Rechtsgrundlagen und gesetzliche Pflichten bei der Rückgabe einer Mietsache

Die rechtliche Grundlage für Schönheitsreparaturen im Mietverhältnis liegt im Bürgerlichen Gesetzbuch (BGB), genauer in § 535 Abs. 1 Satz 1. Nach dieser Vorschrift ist der Mieter verpflichtet, die Mietsache in einem ordnungsgemäßen Zustand zu überlassen. Dieser Begriff bezieht sich nicht auf einen vollkommen neuen Zustand, sondern auf die Pflege und Instandhaltung der Wohnung während der Miennutzung. Die gängige Annahme, dass eine Mieterin oder ein Mieter die Wohnung nach der Mietdauer notwendigerweise streichen, tapezieren oder einen neuen Boden verlegen muss, entspricht nicht der Rechtslage. Vielmehr ist es so, dass lediglich jene Arbeiten zur Pflicht werden, die im Mietvertrag ausdrücklich vereinbart sind. Ohne entsprechende Klausel im Mietvertrag ist die Renovierungspflicht des Mieters nicht gegeben. Laut Angaben des Mietervereins München ist es daher so, dass Vermieter, die eine Renovierungspflicht für den Mieter verlangen, bei fehlender entsprechender Vertragsklausel nicht durchsetzbar sind. Ist beispielsweise im Mietvertrag weder die Renovierungspflicht des Mieters noch eine entsprechende Renovierungsklausel enthalten, so trifft dies den Vermieter. Er trägt die Verantwortung dafür, dass die Wohnung nach der Vermietung in einem nutzbaren Zustand ist, und muss ggf. die notwendigen Maßnahmen selbst vornehmen.

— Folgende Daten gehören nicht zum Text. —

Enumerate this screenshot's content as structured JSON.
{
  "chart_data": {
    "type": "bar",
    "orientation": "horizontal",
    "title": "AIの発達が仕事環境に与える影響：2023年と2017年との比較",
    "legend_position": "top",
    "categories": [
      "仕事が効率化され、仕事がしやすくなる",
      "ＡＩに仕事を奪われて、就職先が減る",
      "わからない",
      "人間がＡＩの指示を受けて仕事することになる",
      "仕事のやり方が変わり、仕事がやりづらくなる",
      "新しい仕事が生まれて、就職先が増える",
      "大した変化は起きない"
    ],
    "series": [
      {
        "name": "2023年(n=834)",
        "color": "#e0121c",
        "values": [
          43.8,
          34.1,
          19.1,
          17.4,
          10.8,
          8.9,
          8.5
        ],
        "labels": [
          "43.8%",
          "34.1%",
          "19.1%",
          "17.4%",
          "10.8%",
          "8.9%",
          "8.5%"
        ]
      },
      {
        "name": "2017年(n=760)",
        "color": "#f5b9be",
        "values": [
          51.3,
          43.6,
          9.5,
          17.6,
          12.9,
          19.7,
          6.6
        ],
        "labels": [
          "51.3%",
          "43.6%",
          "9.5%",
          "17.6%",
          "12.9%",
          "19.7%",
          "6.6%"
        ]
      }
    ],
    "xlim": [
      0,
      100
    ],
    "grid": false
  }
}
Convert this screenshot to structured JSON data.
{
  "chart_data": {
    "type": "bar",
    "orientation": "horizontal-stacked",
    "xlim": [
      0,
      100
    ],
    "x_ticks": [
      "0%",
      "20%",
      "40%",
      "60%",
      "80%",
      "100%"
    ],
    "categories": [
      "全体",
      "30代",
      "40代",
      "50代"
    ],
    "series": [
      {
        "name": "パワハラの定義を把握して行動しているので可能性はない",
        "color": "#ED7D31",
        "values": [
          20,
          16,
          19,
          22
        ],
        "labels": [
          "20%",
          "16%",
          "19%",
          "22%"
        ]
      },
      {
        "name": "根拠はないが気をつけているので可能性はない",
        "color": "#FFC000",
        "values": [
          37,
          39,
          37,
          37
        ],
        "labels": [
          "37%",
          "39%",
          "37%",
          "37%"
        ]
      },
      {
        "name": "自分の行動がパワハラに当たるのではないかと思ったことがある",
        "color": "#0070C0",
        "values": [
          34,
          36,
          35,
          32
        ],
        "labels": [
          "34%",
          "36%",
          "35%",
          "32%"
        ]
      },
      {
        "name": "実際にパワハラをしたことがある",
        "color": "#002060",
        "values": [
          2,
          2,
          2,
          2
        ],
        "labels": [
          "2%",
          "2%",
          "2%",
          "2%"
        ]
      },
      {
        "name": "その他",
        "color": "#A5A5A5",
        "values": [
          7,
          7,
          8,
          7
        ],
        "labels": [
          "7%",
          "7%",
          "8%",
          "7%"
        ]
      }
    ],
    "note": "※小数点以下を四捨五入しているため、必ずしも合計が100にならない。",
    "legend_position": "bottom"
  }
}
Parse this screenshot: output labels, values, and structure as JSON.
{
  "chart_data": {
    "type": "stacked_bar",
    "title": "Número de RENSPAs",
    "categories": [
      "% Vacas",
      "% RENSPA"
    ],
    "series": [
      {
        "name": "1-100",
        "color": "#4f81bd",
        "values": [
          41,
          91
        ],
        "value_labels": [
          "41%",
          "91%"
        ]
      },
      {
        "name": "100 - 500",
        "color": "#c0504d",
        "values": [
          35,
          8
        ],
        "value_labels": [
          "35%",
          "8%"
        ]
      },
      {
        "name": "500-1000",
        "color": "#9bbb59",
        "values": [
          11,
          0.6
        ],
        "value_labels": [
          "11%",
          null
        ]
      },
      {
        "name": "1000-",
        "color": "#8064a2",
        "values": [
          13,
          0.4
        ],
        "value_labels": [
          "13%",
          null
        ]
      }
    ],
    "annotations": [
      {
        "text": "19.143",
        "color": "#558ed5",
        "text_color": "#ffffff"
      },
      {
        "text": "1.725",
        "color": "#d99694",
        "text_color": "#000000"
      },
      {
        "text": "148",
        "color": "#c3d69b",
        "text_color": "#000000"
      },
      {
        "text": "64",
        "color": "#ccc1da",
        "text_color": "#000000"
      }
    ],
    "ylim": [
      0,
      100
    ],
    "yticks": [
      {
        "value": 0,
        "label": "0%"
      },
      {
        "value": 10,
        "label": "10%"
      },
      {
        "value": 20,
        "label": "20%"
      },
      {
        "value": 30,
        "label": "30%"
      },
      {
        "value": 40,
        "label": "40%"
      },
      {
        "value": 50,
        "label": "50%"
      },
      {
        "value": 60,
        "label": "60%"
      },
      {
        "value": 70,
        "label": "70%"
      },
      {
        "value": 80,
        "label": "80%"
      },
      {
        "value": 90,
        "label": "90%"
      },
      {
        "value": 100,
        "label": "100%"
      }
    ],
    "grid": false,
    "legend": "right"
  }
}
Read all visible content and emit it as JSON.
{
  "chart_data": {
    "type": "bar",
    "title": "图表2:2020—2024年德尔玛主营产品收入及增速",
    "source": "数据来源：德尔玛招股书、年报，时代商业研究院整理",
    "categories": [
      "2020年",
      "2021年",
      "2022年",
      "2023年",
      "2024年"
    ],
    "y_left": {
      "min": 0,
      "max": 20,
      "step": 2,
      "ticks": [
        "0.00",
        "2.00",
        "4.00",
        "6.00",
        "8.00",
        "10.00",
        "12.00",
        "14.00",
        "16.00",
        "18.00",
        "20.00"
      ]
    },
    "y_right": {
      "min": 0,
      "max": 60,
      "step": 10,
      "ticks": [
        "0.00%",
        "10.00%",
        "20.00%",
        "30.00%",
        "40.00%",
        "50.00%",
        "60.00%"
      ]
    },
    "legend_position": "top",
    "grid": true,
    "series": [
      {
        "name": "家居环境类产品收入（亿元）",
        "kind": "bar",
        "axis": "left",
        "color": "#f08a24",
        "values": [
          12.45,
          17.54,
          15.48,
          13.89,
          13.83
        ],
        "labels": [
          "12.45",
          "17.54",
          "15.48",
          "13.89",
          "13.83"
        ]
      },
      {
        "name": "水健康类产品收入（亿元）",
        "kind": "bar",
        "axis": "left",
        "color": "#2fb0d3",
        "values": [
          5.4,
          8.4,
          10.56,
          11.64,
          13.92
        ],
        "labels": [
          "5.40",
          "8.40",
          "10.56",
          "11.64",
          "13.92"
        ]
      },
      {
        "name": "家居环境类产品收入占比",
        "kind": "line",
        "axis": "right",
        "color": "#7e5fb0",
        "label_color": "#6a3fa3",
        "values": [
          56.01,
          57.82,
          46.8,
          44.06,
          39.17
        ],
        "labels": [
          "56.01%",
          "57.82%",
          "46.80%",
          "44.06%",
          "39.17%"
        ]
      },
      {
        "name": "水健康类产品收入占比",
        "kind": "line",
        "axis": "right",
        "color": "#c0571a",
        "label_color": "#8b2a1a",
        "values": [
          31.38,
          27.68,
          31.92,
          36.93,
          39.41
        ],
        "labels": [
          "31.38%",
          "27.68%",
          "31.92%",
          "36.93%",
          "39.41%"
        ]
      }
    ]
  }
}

Eine Besonderheit ergibt sich aus der Rechtsprechung des Bundesgerichtshofs (BGH), die in den vergangenen Jahren die Rechte der Mieter gestärkt hat. Gerichte haben mehrfach Klauseln in Mietverträgen für unwirksam erklärt, die Mieter zu umfangreichen Renovierungsarbeiten verpflichten, die entweder über die notwendige Instandhaltung hinausgehen oder die Rechte des Mieters verletzen. Insbesondere alte Mietverträge enthalten gelegentlich veraltete oder zu weitreichende Regelungen, die von Gerichten für unwirksam erklärt wurden. Diese Urteile gel gelten als Schutz für Mieter vor unzumutbaren Forderungen. Ein Beispiel hierfür ist die gesonderte Regelung, dass ein Vermieter die komplette Renovierung einer Wohnung nicht verlangen kann, wenn die Wohnung beim Einzug bereits unrenoviert übernommen wurde. In solchen Fällen liegt die Pflicht zur Instandsetzung grundsätzlich beim Vermieter.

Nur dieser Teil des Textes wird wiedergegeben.